Le destin de la Grèce dans la zone euro n’est pas encore scellé
La Grèce est l’épicentre des tensions européennes. Les inspecteurs du FMI et de l’Union européenne ont achevé hier leur visite dans le pays avec «de bons progrès» dans leurs bagages, a assuré le chef de la mission du FMI en Grèce, Poul Thomsen. Un optimisme permis par l’accord trouvé entre les partis de la coalition grecque au pouvoir sur des coupes budgétaires de 11,5 milliards d’euros censées convaincre ses créanciers internationaux de poursuivre leur aide. «Les discussions sur la mise en œuvre du programme ont été productives et il y a eu un accord d’ensemble sur la nécessité de fournir davantage d’efforts pour atteindre les objectifs», a indiqué la Troïka dans un communiqué.
Ce week-end, le Die Welt assurait même que la BCE aurait accepté lors de sa réunion de jeudi dernier de garantir à la Grèce l’octroi de prêts d’urgence supplémentaires en relevant le montant limite de prêts à court-terme que la Banque de Grèce peut accepter en échange de l’octroi de prêts d’urgence.

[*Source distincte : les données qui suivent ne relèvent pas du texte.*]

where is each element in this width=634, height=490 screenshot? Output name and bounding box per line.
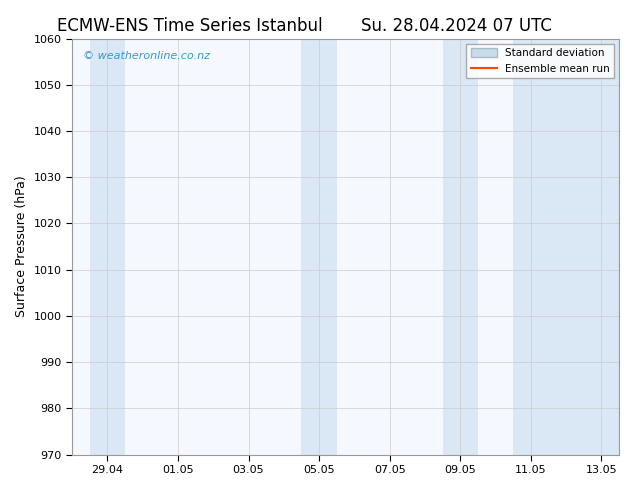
- Bar: [90, 39, 125, 455]
- Text: ECMW-ENS Time Series Istanbul: ECMW-ENS Time Series Istanbul: [58, 17, 323, 35]
- Y-axis label: Surface Pressure (hPa): Surface Pressure (hPa): [15, 176, 28, 318]
- Bar: [443, 39, 478, 455]
- Legend: Standard deviation, Ensemble mean run: Standard deviation, Ensemble mean run: [467, 44, 614, 78]
- Bar: [513, 39, 619, 455]
- Text: © weatheronline.co.nz: © weatheronline.co.nz: [83, 51, 210, 61]
- Text: Su. 28.04.2024 07 UTC: Su. 28.04.2024 07 UTC: [361, 17, 552, 35]
- Bar: [301, 39, 337, 455]
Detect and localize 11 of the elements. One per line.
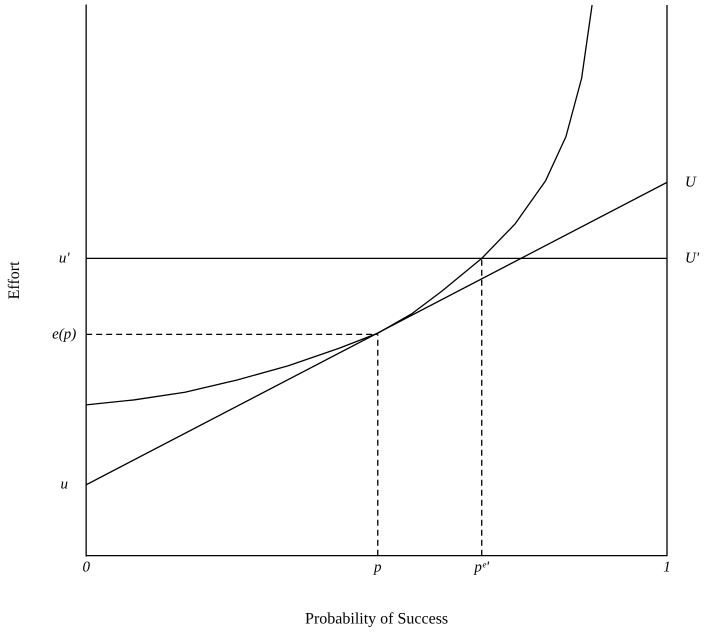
x-tick-label: p xyxy=(373,560,382,576)
text: u xyxy=(60,476,68,493)
x-tick-label: 1 xyxy=(663,560,671,576)
x-axis-title: Probability of Success xyxy=(305,610,448,628)
text: u' xyxy=(58,250,70,266)
x-tick-label: 0 xyxy=(82,560,90,576)
x-tick-label: pᵉ' xyxy=(473,560,490,576)
y-axis-title: Effort xyxy=(6,260,23,300)
text: e(p) xyxy=(52,326,76,342)
series-label: U xyxy=(685,174,697,190)
series-label: U' xyxy=(685,250,700,266)
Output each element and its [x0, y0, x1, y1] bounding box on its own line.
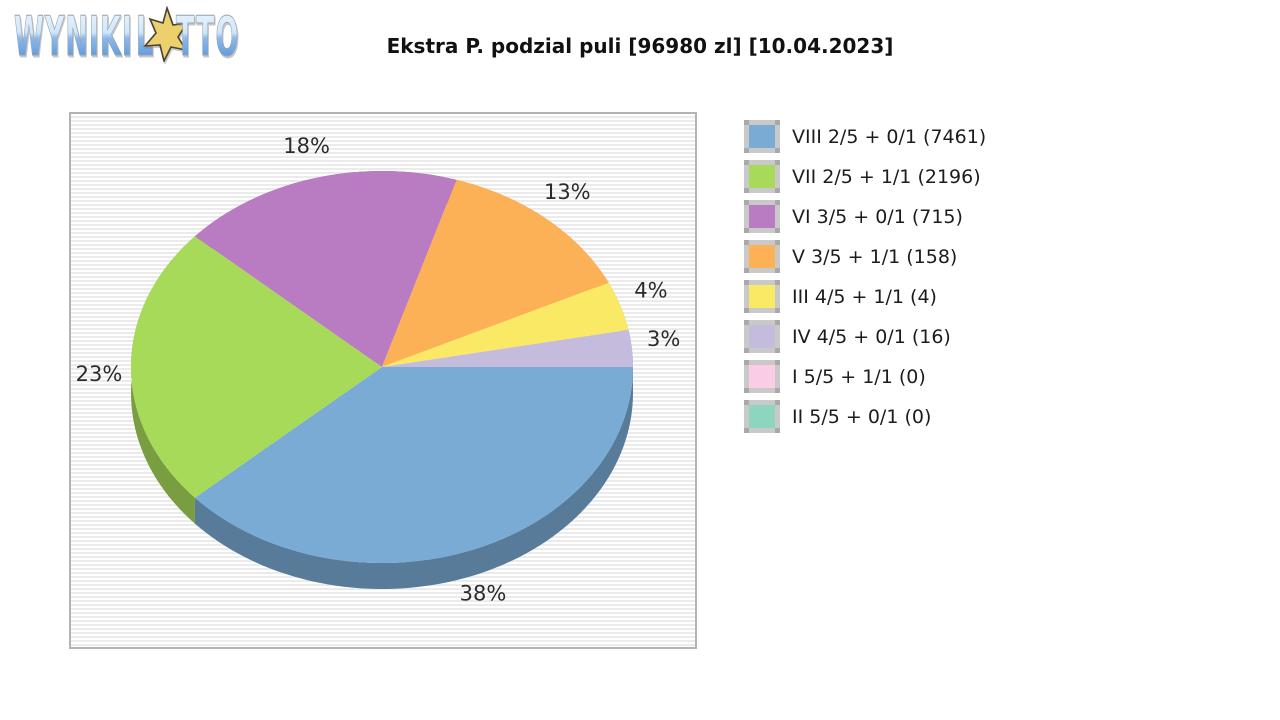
legend-swatch-I — [744, 360, 780, 393]
chart-legend: VIII 2/5 + 0/1 (7461) VII 2/5 + 1/1 (2196… — [744, 120, 986, 440]
legend-item-VI: VI 3/5 + 0/1 (715) — [744, 200, 986, 233]
logo-word-tto: TTO — [176, 5, 240, 68]
pie-label-VIII: 38% — [460, 581, 507, 605]
legend-item-VII: VII 2/5 + 1/1 (2196) — [744, 160, 986, 193]
legend-item-VIII: VIII 2/5 + 0/1 (7461) — [744, 120, 986, 153]
legend-swatch-IV — [744, 320, 780, 353]
page-title: Ekstra P. podzial puli [96980 zl] [10.04… — [386, 34, 894, 58]
logo-word-l: L — [136, 5, 155, 68]
legend-label: I 5/5 + 1/1 (0) — [792, 365, 926, 388]
pie-slice-VII — [131, 236, 382, 498]
pie-slice-side-VIII — [194, 367, 633, 589]
pie-slice-III — [382, 282, 629, 367]
pie-slice-VIII — [194, 367, 633, 563]
logo-star-icon — [143, 6, 188, 62]
legend-item-I: I 5/5 + 1/1 (0) — [744, 360, 986, 393]
pie-label-IV: 3% — [647, 327, 680, 351]
pie-label-V: 13% — [544, 180, 591, 204]
legend-label: VIII 2/5 + 0/1 (7461) — [792, 125, 987, 148]
legend-item-II: II 5/5 + 0/1 (0) — [744, 400, 986, 433]
legend-swatch-VI — [744, 200, 780, 233]
legend-label: III 4/5 + 1/1 (4) — [792, 285, 937, 308]
pie-label-VI: 18% — [283, 134, 330, 158]
legend-swatch-II — [744, 400, 780, 433]
pie-chart-panel: 38% 23% 18% 13% 4% 3% — [69, 112, 697, 649]
site-logo[interactable]: WYNIKI L TTO — [14, 5, 246, 68]
pie-label-VII: 23% — [76, 362, 123, 386]
pie-slice-V — [382, 179, 609, 367]
legend-swatch-VIII — [744, 120, 780, 153]
legend-label: VII 2/5 + 1/1 (2196) — [792, 165, 981, 188]
legend-item-IV: IV 4/5 + 0/1 (16) — [744, 320, 986, 353]
legend-label: V 3/5 + 1/1 (158) — [792, 245, 958, 268]
legend-label: VI 3/5 + 0/1 (715) — [792, 205, 963, 228]
pie-chart: 38% 23% 18% 13% 4% 3% — [76, 134, 681, 605]
legend-item-III: III 4/5 + 1/1 (4) — [744, 280, 986, 313]
logo-word-wyniki: WYNIKI — [14, 5, 133, 68]
legend-swatch-V — [744, 240, 780, 273]
legend-label: IV 4/5 + 0/1 (16) — [792, 325, 951, 348]
legend-item-V: V 3/5 + 1/1 (158) — [744, 240, 986, 273]
legend-label: II 5/5 + 0/1 (0) — [792, 405, 932, 428]
legend-swatch-III — [744, 280, 780, 313]
legend-swatch-VII — [744, 160, 780, 193]
pie-slice-IV — [382, 329, 633, 367]
pie-slice-VI — [194, 171, 457, 367]
pie-label-III: 4% — [634, 279, 667, 303]
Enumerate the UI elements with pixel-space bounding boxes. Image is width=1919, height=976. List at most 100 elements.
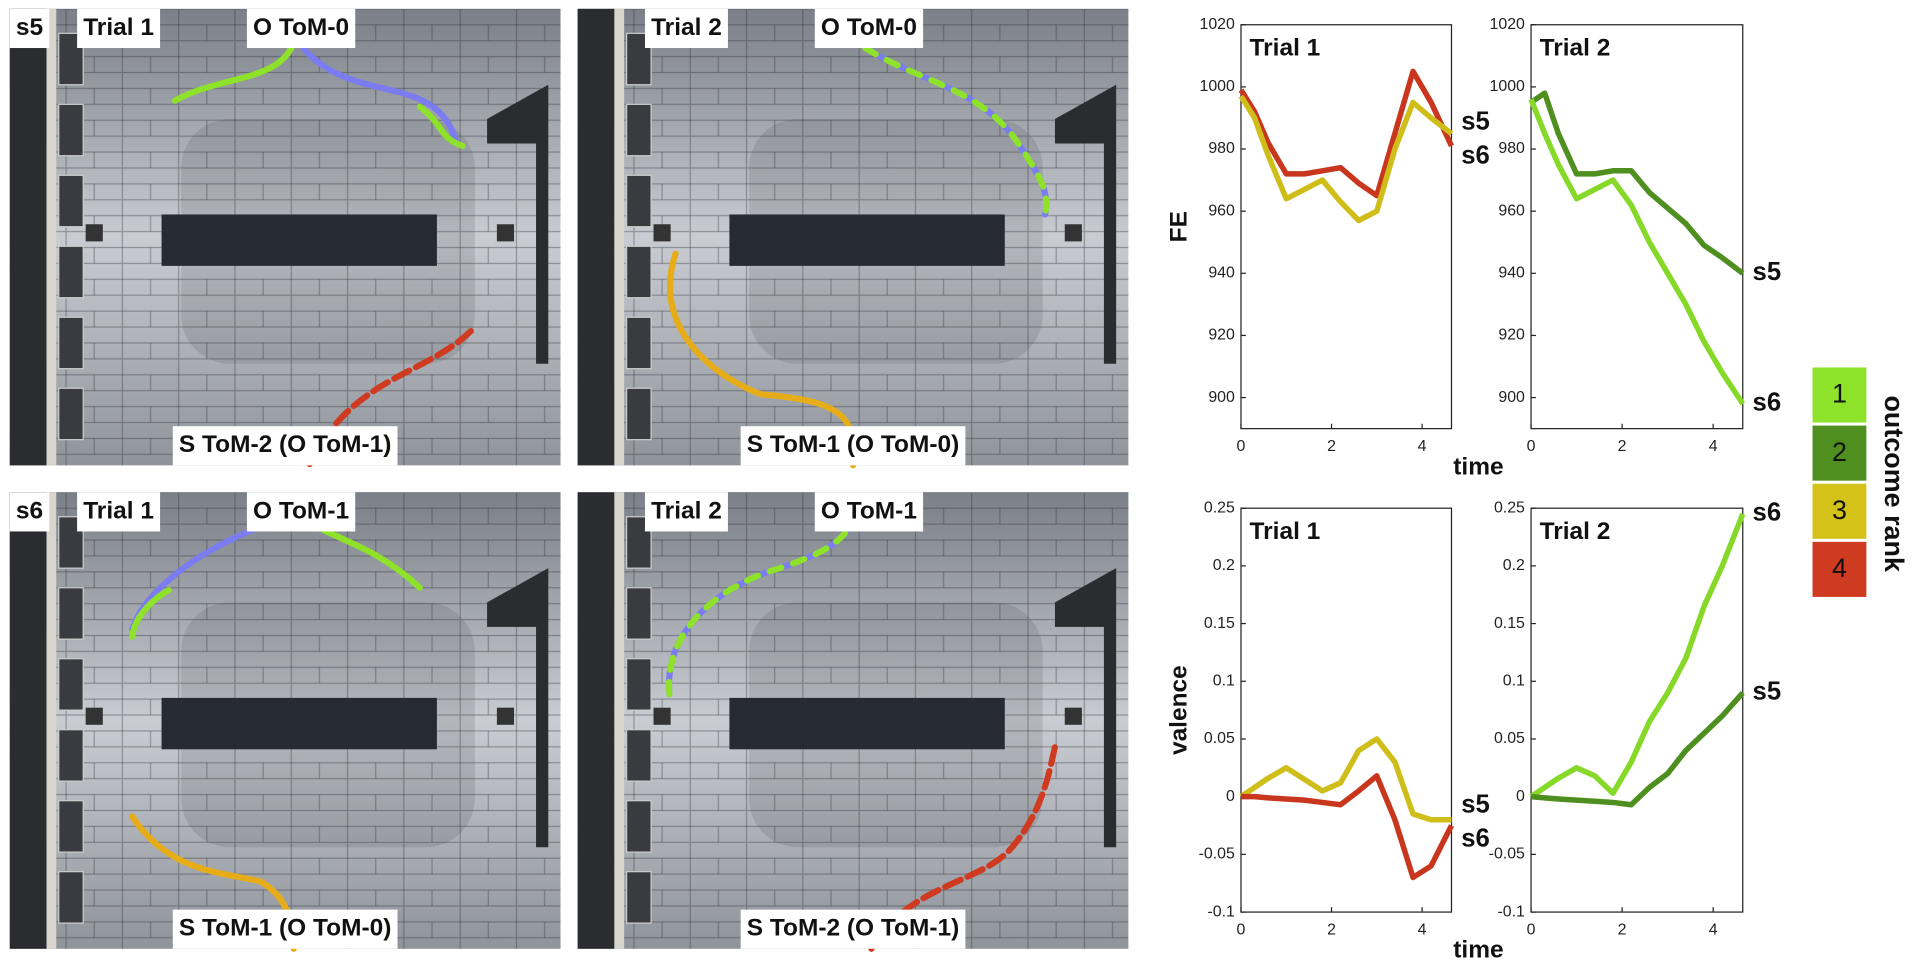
wall-window <box>58 174 84 228</box>
y-tick-label: 0.05 <box>1204 730 1235 747</box>
robot-base <box>85 224 103 242</box>
wall-window <box>58 587 84 640</box>
label-box <box>644 492 728 532</box>
y-tick-label: 940 <box>1498 265 1525 282</box>
wall-window <box>58 387 84 441</box>
robot-base <box>1064 224 1082 242</box>
plot-frame <box>1530 507 1744 913</box>
y-tick-label: 1000 <box>1490 78 1526 95</box>
chart-title: Trial 2 <box>1540 35 1611 62</box>
y-tick-label: 980 <box>1208 140 1235 157</box>
robot-base <box>653 224 671 242</box>
wall-window <box>58 658 84 711</box>
trajectory <box>667 250 857 469</box>
panel-label: S ToM-1 (O ToM-0) <box>179 915 391 942</box>
wall-window <box>58 516 84 569</box>
right-wall <box>1054 84 1117 364</box>
panel-label: S ToM-2 (O ToM-1) <box>179 431 391 458</box>
label-box <box>740 426 966 466</box>
legend-label: 3 <box>1832 495 1847 525</box>
label-box <box>9 8 50 49</box>
legend-label: 2 <box>1832 437 1847 467</box>
x-tick-label: 4 <box>1709 438 1718 455</box>
left-wall <box>577 492 615 949</box>
plot-frame <box>1240 507 1453 913</box>
label-box <box>9 492 50 532</box>
label-box <box>814 492 924 532</box>
x-tick-label: 2 <box>1618 922 1627 939</box>
trajectory <box>862 44 1050 218</box>
x-tick-label: 0 <box>1527 438 1536 455</box>
x-tick-label: 4 <box>1418 922 1427 939</box>
robot-base <box>496 224 515 242</box>
panel-label: O ToM-1 <box>821 497 917 524</box>
photo-panel: s5 Trial 1 O ToM-0 S ToM-2 (O ToM-1) <box>9 8 561 468</box>
panel-label: S ToM-2 (O ToM-1) <box>747 915 959 942</box>
label-box <box>77 8 161 49</box>
left-wall <box>9 8 47 466</box>
series-line <box>1238 68 1454 199</box>
wall-window <box>626 174 652 228</box>
x-tick-label: 4 <box>1418 438 1427 455</box>
photo-panel: Trial 2 O ToM-0 S ToM-1 (O ToM-0) <box>577 8 1129 469</box>
series-label: s6 <box>1461 825 1490 853</box>
label-box <box>172 909 398 949</box>
y-tick-label: 0.1 <box>1213 672 1235 689</box>
wall-window <box>626 316 652 370</box>
robot-base <box>496 707 515 725</box>
chart-title: Trial 2 <box>1540 518 1611 545</box>
legend-swatch <box>1812 483 1867 539</box>
wall-window <box>58 800 84 853</box>
y-tick-label: 0.05 <box>1494 730 1525 747</box>
y-tick-label: 1020 <box>1490 16 1526 33</box>
y-tick-label: 900 <box>1498 389 1525 406</box>
y-tick-label: -0.1 <box>1207 903 1235 920</box>
x-tick-label: 0 <box>1237 438 1246 455</box>
label-box <box>172 426 398 466</box>
label-box <box>644 8 728 49</box>
series-label: s6 <box>1753 499 1782 527</box>
right-wall <box>487 568 549 848</box>
left-wall-edge <box>614 492 625 949</box>
series-line <box>1238 94 1454 224</box>
series-line <box>1240 773 1454 881</box>
y-tick-label: 920 <box>1498 327 1525 344</box>
robot-base <box>1064 707 1082 725</box>
label-box <box>246 492 356 532</box>
x-tick-label: 4 <box>1709 922 1718 939</box>
wall-window <box>626 587 652 640</box>
x-tick-label: 2 <box>1327 922 1336 939</box>
y-tick-label: 940 <box>1208 265 1235 282</box>
legend-swatch <box>1812 425 1867 481</box>
series-line <box>1239 736 1452 823</box>
series-label: s5 <box>1461 790 1490 818</box>
center-table <box>161 697 437 750</box>
label-box <box>740 909 966 949</box>
y-tick-label: 960 <box>1498 202 1525 219</box>
series-label: s5 <box>1753 258 1782 286</box>
chart-title: Trial 1 <box>1250 518 1321 545</box>
series-label: s5 <box>1753 678 1782 706</box>
y-tick-label: 1020 <box>1199 16 1235 33</box>
trajectory <box>868 743 1059 952</box>
robot-base <box>85 707 103 725</box>
y-tick-label: 0.15 <box>1494 615 1525 632</box>
y-tick-label: 0.25 <box>1494 499 1525 516</box>
y-tick-label: 0.1 <box>1503 672 1525 689</box>
trajectory <box>129 587 172 640</box>
y-tick-label: 0 <box>1516 788 1525 805</box>
left-wall <box>577 8 615 466</box>
plot-frame <box>1530 24 1744 430</box>
wall-window <box>58 245 84 299</box>
y-tick-label: -0.1 <box>1497 903 1525 920</box>
panel-label: s6 <box>16 497 43 524</box>
x-axis-label: time <box>1453 937 1503 964</box>
x-axis-label: time <box>1453 453 1503 480</box>
label-box <box>246 8 356 49</box>
series-line <box>1529 512 1746 799</box>
left-wall-edge <box>614 8 625 466</box>
right-wall <box>1054 568 1117 848</box>
series-line <box>1529 90 1745 276</box>
x-tick-label: 2 <box>1327 438 1336 455</box>
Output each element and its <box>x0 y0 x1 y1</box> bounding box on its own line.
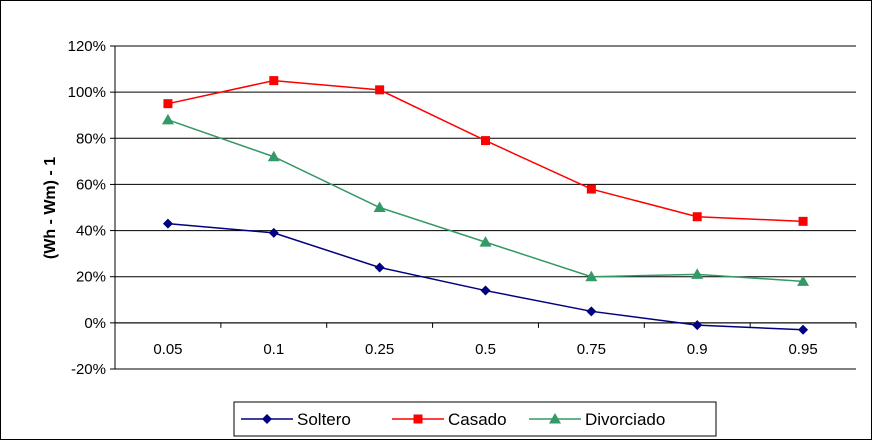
y-axis-label: (Wh - Wm) - 1 <box>42 157 59 259</box>
data-point-divorciado <box>267 150 280 162</box>
data-point-casado <box>269 76 279 86</box>
data-point-soltero <box>162 218 173 229</box>
x-tick-label: 0.75 <box>577 341 606 358</box>
legend-item-soltero: Soltero <box>241 410 351 429</box>
data-point-soltero <box>268 227 279 238</box>
data-point-casado <box>163 99 173 109</box>
series-divorciado <box>161 113 810 286</box>
series-group <box>161 76 810 335</box>
x-tick-label: 0.5 <box>475 341 496 358</box>
data-point-soltero <box>374 262 385 273</box>
y-tick-label: -20% <box>71 361 106 378</box>
y-tick-label: 80% <box>76 130 106 147</box>
data-point-soltero <box>798 324 809 335</box>
legend-label: Soltero <box>297 410 351 429</box>
legend-box <box>233 401 717 437</box>
data-point-divorciado <box>691 268 704 279</box>
data-point-divorciado <box>797 275 810 286</box>
x-tick-label: 0.95 <box>788 341 817 358</box>
y-tick-label: 60% <box>76 176 106 193</box>
axes: -20% 0% 20% 40% 60% 80% 100% 120% 0.05 0.1 0.25 0.5… <box>68 38 857 378</box>
data-point-soltero <box>692 320 703 331</box>
series-casado <box>163 76 808 226</box>
data-point-casado <box>798 216 808 226</box>
series-soltero <box>162 218 809 335</box>
legend-item-casado: Casado <box>392 410 507 429</box>
y-tick-label: 20% <box>76 269 106 286</box>
legend-marker-divorciado <box>549 413 561 424</box>
data-point-soltero <box>480 285 491 296</box>
data-point-divorciado <box>585 270 598 282</box>
y-tick-label: 0% <box>84 315 106 332</box>
legend-label: Casado <box>448 410 507 429</box>
x-tick-label: 0.1 <box>263 341 284 358</box>
x-tick-label: 0.05 <box>153 341 182 358</box>
legend-marker-soltero <box>262 414 272 424</box>
legend-item-divorciado: Divorciado <box>529 410 665 429</box>
legend-marker-casado <box>413 414 423 424</box>
data-point-divorciado <box>161 113 174 125</box>
data-point-divorciado <box>373 201 386 212</box>
x-tick-label: 0.9 <box>687 341 708 358</box>
data-point-soltero <box>586 306 597 317</box>
data-point-casado <box>481 136 490 146</box>
y-tick-label: 100% <box>68 84 106 101</box>
y-tick-label: 40% <box>76 223 106 240</box>
data-point-casado <box>375 85 385 95</box>
x-tick-label: 0.25 <box>365 341 394 358</box>
data-point-divorciado <box>479 236 492 247</box>
data-point-casado <box>586 184 596 194</box>
y-tick-label: 120% <box>68 38 106 55</box>
legend: Soltero Casado Divorciado <box>233 401 717 437</box>
data-point-casado <box>692 212 702 222</box>
legend-label: Divorciado <box>585 410 665 429</box>
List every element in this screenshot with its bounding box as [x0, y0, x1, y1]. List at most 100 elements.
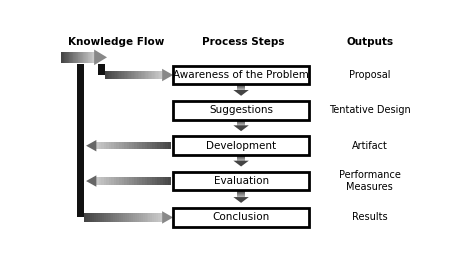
Bar	[152, 213, 155, 222]
Bar	[128, 71, 130, 79]
Bar	[93, 177, 96, 185]
Bar	[129, 142, 132, 149]
Bar	[86, 213, 89, 222]
Bar	[237, 88, 245, 89]
Bar	[83, 52, 84, 63]
Bar	[109, 213, 112, 222]
Bar	[100, 213, 102, 222]
Bar	[73, 52, 74, 63]
Bar	[237, 156, 245, 157]
Bar	[158, 213, 161, 222]
Bar	[113, 213, 116, 222]
Bar	[144, 71, 146, 79]
Text: Artifact: Artifact	[352, 141, 388, 151]
Bar	[237, 122, 245, 123]
Bar	[237, 124, 245, 125]
Bar	[237, 159, 245, 160]
Bar	[73, 52, 75, 63]
Bar	[157, 177, 160, 185]
Bar	[160, 142, 163, 149]
Bar	[154, 71, 155, 79]
Bar	[68, 52, 69, 63]
Bar	[237, 160, 245, 161]
Bar	[146, 213, 149, 222]
Polygon shape	[233, 161, 249, 167]
Bar	[145, 71, 147, 79]
Bar	[64, 52, 65, 63]
Bar	[101, 177, 104, 185]
Bar	[237, 125, 245, 126]
Bar	[98, 213, 100, 222]
Bar	[237, 89, 245, 90]
Bar	[71, 52, 72, 63]
Bar	[237, 196, 245, 197]
Bar	[237, 195, 245, 196]
Bar	[165, 177, 168, 185]
Bar	[91, 52, 92, 63]
Bar	[237, 123, 245, 124]
Bar	[88, 52, 90, 63]
Bar	[78, 52, 79, 63]
Bar	[75, 52, 76, 63]
Bar	[237, 125, 245, 126]
Bar	[91, 52, 93, 63]
Bar	[237, 86, 245, 87]
Bar	[237, 196, 245, 197]
Bar	[146, 71, 148, 79]
Text: Outputs: Outputs	[346, 37, 393, 47]
Bar	[237, 159, 245, 160]
Polygon shape	[86, 140, 96, 151]
Bar	[115, 213, 118, 222]
Bar	[157, 142, 160, 149]
Bar	[237, 87, 245, 88]
Bar	[125, 213, 128, 222]
Bar	[82, 52, 83, 63]
Bar	[106, 213, 108, 222]
Bar	[155, 213, 156, 222]
Bar	[149, 71, 151, 79]
Bar	[127, 177, 129, 185]
Bar	[160, 177, 163, 185]
FancyBboxPatch shape	[173, 172, 309, 190]
Bar	[127, 142, 129, 149]
Bar	[99, 177, 101, 185]
Bar	[237, 87, 245, 88]
Bar	[129, 213, 131, 222]
Bar	[106, 177, 109, 185]
Bar	[151, 71, 153, 79]
Bar	[237, 194, 245, 195]
Bar	[123, 213, 126, 222]
Bar	[150, 213, 153, 222]
Text: Awareness of the Problem: Awareness of the Problem	[173, 70, 309, 80]
Bar	[142, 71, 144, 79]
Bar	[145, 142, 147, 149]
Bar	[125, 71, 127, 79]
Bar	[143, 213, 145, 222]
Bar	[69, 52, 71, 63]
Bar	[99, 142, 101, 149]
Bar	[237, 196, 245, 197]
Bar	[88, 52, 89, 63]
Bar	[237, 160, 245, 161]
Bar	[156, 213, 159, 222]
Bar	[142, 142, 145, 149]
Bar	[237, 192, 245, 193]
Bar	[77, 64, 84, 217]
FancyBboxPatch shape	[173, 66, 309, 84]
Bar	[139, 177, 142, 185]
Bar	[101, 142, 104, 149]
Bar	[124, 142, 127, 149]
Text: Proposal: Proposal	[349, 70, 391, 80]
Bar	[64, 52, 65, 63]
Bar	[237, 194, 245, 195]
Bar	[237, 123, 245, 124]
Bar	[237, 158, 245, 159]
Bar	[152, 71, 154, 79]
Bar	[155, 142, 158, 149]
Bar	[237, 86, 245, 87]
Bar	[137, 213, 139, 222]
Bar	[66, 52, 67, 63]
Bar	[61, 52, 62, 63]
FancyBboxPatch shape	[173, 101, 309, 120]
Bar	[117, 177, 119, 185]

Jusqu'à présent, cette dernière ne pouvait accepter des bons du Trésor que dans une limite de 3 milliards d’euros par le biais du dispositif de liquidités d’urgence, mais elle pourrait à l’avenir en accepter jusqu'à 7 milliards. De quoi octroyer 4 milliards d’euros de fonds supplémentaires à Athènes, qui risque de venir à court de liquidités avant la prochaine visite de la Troïka en septembre qui décidera du versement d’une nouvelle tranche d’aide.
Malgré cela, l’Allemagne est encore venue jouer les trouble-fêtes avec des déclarations cinglantes, hier, du ministre bavarois des Finances, Markus Söder, membre de la CSU alliée de la chancelière Angela Merkel, anticipant dans un entretien au Bild am Sonntag une sortie de la Grèce de la zone euro avant la fin de l’année. «L’Allemagne ne peut plus être le carnet de chèque de la Grèce. Chaque nouvelle aide, si petite soit elle, chaque assouplissement (en faveur de la Grèce) irait dans la mauvaise direction», a-t-il dit, ajoutant qu’accorder plus d’aide reviendrait à vider la mer à la petite cuiller. Et de conclure qu’«à un moment, tout le monde doit couper le cordon ombilical et pour les Grecs, l’heure est venue.»
Et le Premier ministre italien, Mario Monti, de concéder hier au Spiegel que les «tensions qui ont accompagné la zone euro dans les dernières années montrent des signes de dissolution psychologique de l’Europe».